PPARγ Enhanced the Ability of Proliferation, Migration and Invasion of PCa Cells

After upregulation of PPARγ, the mRNA expression levels of VEGF-A and Vimentin of all types of cells were also significantly increased in Figure 2C. As depicted in Figure 2D and E, after upregulation of PPARγ, the proportion of PC3 cells at G0/G1 phase was significantly decreased, and G2/M phase and S phase were significantly increased. In 22RV1 cells, the proportion of G0/G1 phase was significantly decreased, and the proportion of G2/M phase was significantly increased (P<0.05). At the same time, both the migration and invasion abilities of the two kinds of cells were significantly enhanced after upregulation of PPARγ, as illustrated in Figure 2F and G. After down-regulation of PPARγ, the mRNA expression levels of VEGF-A and Vimentin of PC3 cells were significantly reduced, and the mRNA expression levels of Vimentin of 22RV1 cells were also significantly reduced in Figure 3C. The proportion of G0/G1 phase was significantly increased, and the proportion of S phase and G2/M phase was significantly reduced in PC3 cells (P<0.05). The proportion of G2/M phase was significantly reduced in 22RV1 cells (P<0.05), as shown in Figure 3D and E. At the same time, after down-regulation PPARγ, the migration and invasion abilities of both types of cells were significantly inhibited (P<0.01), as demonstrated in Figure 3F and G.
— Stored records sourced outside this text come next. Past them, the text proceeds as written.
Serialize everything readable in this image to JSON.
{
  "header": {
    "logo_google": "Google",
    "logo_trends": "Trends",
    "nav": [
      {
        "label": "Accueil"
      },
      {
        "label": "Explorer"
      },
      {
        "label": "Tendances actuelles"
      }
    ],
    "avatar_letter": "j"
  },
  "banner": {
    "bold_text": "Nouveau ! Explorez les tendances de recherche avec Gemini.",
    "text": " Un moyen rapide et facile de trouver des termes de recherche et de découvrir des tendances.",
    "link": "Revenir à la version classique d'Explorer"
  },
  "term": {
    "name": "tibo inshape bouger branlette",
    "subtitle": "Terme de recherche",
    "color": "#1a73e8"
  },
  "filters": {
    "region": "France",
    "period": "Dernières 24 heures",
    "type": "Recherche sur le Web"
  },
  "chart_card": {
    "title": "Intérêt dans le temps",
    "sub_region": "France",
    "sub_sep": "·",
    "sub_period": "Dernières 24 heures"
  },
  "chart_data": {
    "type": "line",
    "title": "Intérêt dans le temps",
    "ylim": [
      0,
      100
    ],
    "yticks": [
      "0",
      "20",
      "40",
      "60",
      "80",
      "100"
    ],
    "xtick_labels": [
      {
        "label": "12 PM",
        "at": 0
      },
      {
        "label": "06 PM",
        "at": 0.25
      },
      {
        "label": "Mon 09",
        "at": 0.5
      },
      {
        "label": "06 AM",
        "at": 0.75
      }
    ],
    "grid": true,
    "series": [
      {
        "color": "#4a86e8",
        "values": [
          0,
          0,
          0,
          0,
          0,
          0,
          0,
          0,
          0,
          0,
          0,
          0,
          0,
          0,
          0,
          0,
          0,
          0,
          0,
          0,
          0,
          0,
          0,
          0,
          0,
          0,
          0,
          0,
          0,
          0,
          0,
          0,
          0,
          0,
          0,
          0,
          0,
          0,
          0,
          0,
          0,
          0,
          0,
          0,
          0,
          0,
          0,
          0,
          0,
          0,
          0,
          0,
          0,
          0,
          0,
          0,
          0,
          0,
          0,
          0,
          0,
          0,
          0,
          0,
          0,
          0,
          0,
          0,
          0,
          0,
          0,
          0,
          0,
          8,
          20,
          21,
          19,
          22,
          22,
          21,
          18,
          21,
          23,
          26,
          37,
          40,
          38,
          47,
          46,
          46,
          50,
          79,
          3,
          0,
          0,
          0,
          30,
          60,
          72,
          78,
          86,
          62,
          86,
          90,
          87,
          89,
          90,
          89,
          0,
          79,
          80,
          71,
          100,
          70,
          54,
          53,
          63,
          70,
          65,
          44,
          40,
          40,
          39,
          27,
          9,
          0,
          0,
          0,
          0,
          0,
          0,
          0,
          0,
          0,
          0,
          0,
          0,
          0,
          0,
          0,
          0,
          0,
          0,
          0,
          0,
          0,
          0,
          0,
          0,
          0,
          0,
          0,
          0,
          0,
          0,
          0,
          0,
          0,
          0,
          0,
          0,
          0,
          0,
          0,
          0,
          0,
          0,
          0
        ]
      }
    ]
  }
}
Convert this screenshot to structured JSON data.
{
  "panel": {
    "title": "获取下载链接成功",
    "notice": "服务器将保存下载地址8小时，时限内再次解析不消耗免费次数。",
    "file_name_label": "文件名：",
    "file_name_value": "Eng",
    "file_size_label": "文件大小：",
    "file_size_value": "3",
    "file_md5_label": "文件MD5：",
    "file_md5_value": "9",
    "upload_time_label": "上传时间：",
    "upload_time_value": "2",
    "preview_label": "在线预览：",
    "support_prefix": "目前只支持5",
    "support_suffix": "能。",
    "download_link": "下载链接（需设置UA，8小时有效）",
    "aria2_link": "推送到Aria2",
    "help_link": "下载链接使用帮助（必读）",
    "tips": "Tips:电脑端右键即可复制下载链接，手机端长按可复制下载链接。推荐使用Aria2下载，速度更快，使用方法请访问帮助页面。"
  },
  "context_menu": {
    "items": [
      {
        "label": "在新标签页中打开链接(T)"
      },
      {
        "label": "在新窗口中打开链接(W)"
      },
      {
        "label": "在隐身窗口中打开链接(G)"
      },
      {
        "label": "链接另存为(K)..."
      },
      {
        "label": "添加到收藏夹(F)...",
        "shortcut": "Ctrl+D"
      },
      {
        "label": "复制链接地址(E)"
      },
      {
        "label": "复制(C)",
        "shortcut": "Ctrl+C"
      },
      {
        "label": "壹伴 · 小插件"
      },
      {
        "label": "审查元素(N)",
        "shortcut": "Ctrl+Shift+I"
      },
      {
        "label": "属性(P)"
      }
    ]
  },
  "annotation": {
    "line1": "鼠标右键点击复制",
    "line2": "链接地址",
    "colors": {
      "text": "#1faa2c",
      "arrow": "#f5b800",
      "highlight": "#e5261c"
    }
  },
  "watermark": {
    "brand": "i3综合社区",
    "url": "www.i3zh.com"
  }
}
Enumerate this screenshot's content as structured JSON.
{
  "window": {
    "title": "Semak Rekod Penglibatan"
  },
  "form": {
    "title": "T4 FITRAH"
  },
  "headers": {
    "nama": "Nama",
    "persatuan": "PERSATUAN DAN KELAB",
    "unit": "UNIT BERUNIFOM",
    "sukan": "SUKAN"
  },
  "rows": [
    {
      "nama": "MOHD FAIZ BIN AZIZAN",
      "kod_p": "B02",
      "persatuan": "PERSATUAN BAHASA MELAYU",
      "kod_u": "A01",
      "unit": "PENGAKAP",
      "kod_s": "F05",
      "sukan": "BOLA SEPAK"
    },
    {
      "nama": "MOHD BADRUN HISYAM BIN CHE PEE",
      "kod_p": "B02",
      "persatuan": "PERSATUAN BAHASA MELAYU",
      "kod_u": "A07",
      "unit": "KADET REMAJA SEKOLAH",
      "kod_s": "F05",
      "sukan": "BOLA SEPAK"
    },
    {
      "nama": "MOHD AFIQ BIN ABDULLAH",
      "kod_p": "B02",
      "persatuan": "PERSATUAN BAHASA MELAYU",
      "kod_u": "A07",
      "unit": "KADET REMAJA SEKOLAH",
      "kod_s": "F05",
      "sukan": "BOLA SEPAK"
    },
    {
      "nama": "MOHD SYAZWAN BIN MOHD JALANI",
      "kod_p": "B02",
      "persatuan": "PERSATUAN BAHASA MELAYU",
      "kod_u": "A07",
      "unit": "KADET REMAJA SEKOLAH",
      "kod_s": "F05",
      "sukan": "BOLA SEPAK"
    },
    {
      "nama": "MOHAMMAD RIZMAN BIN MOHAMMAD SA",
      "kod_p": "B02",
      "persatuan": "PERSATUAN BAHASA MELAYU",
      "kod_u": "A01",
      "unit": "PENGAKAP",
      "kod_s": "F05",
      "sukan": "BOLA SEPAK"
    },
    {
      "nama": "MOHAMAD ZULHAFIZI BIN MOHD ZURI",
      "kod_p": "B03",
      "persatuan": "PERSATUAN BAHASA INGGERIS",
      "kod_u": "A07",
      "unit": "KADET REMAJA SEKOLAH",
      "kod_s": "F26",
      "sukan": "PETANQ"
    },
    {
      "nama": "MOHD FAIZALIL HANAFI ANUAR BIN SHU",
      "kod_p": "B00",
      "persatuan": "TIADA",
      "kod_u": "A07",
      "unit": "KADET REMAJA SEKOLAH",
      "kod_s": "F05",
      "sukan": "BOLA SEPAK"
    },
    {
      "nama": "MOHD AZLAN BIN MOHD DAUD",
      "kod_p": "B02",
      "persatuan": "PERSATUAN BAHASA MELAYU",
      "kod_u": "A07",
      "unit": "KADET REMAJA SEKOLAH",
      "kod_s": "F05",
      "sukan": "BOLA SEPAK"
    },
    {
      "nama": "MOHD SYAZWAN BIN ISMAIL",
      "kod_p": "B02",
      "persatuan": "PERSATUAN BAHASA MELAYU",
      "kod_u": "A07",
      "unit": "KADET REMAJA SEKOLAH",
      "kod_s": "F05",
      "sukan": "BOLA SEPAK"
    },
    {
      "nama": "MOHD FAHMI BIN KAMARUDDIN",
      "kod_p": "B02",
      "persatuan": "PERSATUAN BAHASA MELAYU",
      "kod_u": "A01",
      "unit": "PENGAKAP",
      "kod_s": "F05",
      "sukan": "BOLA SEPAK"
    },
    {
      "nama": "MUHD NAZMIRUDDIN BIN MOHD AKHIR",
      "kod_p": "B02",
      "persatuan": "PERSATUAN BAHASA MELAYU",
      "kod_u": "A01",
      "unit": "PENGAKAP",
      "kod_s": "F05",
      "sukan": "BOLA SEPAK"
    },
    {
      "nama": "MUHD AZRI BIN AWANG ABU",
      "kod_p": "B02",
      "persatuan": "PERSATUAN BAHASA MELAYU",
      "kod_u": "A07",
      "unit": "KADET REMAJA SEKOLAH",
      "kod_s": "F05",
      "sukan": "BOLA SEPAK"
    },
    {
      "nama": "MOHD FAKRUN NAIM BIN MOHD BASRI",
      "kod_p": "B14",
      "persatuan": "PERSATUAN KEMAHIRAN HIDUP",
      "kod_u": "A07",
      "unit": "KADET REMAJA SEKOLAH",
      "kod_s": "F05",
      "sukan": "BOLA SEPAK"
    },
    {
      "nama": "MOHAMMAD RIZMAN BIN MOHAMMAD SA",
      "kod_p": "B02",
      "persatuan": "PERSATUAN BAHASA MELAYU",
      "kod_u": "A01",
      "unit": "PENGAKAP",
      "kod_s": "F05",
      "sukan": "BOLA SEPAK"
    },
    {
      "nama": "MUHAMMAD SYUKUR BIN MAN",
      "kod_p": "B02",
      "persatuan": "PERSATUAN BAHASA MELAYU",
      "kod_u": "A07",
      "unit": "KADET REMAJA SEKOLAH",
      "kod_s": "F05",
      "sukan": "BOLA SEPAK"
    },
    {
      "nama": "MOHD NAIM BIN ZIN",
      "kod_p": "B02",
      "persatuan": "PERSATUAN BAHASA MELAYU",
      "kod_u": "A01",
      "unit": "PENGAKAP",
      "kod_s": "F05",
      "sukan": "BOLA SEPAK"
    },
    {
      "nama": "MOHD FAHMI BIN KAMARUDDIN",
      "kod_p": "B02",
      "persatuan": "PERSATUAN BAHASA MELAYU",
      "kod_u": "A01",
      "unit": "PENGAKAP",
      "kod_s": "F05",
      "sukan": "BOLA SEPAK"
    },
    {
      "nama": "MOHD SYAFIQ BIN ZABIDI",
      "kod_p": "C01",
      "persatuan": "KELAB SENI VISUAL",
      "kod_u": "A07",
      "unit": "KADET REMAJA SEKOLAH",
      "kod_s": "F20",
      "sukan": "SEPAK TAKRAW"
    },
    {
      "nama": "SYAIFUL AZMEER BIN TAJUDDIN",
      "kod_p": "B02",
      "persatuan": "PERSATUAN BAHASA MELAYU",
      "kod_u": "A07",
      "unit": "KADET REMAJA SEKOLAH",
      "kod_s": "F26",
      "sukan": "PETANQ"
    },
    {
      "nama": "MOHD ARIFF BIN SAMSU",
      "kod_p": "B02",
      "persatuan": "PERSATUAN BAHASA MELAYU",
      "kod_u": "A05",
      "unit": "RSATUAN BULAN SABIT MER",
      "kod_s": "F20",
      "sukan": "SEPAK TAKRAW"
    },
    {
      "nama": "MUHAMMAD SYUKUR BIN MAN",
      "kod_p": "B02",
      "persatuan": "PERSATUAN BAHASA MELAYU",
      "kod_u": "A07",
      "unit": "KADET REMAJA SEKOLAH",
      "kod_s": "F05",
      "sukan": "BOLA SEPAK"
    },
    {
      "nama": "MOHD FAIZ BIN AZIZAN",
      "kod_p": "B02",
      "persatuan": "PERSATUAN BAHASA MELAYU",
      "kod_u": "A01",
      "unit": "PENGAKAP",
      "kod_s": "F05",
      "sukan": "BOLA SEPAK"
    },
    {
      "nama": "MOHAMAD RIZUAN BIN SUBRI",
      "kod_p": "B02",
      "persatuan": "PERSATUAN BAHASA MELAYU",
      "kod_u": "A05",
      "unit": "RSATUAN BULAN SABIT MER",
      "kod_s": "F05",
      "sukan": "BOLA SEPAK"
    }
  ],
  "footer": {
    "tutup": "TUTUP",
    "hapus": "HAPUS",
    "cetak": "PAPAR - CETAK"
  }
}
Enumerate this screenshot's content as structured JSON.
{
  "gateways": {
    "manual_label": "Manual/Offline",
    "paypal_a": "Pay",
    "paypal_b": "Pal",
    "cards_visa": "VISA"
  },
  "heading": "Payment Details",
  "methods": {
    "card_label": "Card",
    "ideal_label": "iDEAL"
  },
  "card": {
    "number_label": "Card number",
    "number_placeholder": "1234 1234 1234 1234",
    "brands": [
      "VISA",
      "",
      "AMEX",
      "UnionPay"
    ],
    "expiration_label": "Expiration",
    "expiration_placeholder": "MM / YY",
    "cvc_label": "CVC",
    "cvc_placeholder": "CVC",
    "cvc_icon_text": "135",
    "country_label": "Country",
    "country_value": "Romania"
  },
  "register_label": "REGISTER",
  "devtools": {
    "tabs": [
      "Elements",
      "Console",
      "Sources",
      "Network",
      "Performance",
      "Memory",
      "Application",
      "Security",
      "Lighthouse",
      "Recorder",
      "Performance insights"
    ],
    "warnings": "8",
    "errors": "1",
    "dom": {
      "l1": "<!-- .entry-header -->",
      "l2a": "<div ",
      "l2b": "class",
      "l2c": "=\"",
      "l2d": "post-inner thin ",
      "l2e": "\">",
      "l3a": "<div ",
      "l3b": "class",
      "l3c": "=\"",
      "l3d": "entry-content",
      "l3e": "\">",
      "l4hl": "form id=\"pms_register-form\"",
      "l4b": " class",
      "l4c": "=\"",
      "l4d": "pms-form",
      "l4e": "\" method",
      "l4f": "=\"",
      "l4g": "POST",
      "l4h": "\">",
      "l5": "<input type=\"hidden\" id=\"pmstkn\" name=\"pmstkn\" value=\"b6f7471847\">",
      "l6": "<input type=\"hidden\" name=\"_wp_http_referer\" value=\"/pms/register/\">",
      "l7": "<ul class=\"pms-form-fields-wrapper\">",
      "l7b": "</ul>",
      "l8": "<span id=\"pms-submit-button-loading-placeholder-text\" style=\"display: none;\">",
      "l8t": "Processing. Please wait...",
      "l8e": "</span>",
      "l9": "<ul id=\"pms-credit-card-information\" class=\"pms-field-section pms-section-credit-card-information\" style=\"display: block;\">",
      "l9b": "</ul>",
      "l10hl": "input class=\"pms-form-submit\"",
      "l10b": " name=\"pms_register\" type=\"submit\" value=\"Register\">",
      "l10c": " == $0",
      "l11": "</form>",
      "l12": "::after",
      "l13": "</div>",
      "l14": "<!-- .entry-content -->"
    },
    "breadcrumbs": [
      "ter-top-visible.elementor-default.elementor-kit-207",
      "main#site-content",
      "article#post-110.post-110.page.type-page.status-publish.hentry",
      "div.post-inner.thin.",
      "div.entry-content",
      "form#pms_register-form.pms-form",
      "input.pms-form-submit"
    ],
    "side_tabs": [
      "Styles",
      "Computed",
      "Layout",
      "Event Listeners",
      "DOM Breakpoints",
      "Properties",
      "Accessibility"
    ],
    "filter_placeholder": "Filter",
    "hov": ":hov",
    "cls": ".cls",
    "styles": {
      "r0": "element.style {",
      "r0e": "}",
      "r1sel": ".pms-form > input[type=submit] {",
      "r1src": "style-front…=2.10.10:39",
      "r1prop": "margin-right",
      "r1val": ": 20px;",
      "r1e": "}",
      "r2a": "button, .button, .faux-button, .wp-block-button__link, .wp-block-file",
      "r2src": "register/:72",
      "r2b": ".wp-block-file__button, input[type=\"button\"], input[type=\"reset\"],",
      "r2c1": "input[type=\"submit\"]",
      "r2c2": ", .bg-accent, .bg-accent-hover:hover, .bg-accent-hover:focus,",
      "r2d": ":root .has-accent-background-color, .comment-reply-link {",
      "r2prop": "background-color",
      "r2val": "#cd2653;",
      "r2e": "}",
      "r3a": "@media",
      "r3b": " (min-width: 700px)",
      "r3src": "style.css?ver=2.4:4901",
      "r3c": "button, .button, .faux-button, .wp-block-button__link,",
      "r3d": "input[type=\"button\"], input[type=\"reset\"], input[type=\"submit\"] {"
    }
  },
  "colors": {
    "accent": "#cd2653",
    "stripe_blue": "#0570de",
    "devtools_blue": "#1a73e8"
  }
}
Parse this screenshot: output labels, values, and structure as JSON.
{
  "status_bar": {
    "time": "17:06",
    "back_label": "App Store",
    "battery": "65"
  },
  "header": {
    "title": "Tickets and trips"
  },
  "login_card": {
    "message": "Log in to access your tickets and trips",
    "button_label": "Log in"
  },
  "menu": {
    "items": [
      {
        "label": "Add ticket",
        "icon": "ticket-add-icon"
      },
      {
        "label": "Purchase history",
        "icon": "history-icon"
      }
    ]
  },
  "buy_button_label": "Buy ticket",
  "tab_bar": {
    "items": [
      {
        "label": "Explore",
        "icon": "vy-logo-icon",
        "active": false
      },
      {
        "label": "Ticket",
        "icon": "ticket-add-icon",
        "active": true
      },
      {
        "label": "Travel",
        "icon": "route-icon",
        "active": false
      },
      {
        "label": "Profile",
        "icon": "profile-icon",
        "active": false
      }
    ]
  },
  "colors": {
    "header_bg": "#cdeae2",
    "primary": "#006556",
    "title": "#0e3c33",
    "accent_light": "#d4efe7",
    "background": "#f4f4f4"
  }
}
The Expression of PPARγ Was Significantly Higher in Nude Mice with PCa After High-Fat Diet

PC3 cells were injected in situ into the prostate of nude mice. They were fed a high-fat diet (HFD) and a normal control diet (NC) for 12 weeks, as shown in Figure 4A–C. The tumor volume and weight in HFD group (n = 9) are higher than the NC group (n = 3). As displayed in Figure 4D, the results of immunohistochemistry showed that the expression level of PPARγ/VEGF-A/Vimentin was significantly higher than that of NC group (P <0.01). This further indicates that overexpression of PPARγ in PCa tissues is associated with PCa under a high-fat diet.
Figure 4

PPARγ may promote prostate cancer in vivo after a high-fat diet. Prostate cancer was induced by injected PC3 cells into the prostate of nude mice. (A). After 12 weeks of feeding, the tumor took out. Compared two groups` tumor volume (B) and weight (C). (D). The expression of PPARγ/VEGF-A/Vimentin in the tissues was observed by immunohistochemistry (200×). Finally, the results of immunohistochemistry were scored, and the difference of PPARγ, VEGF-A, vimentin expression between the high-fat diet group and the normal diet group was compared. Independent samples t- test. *P<0.05, **P<0.01 the difference was statistically significant.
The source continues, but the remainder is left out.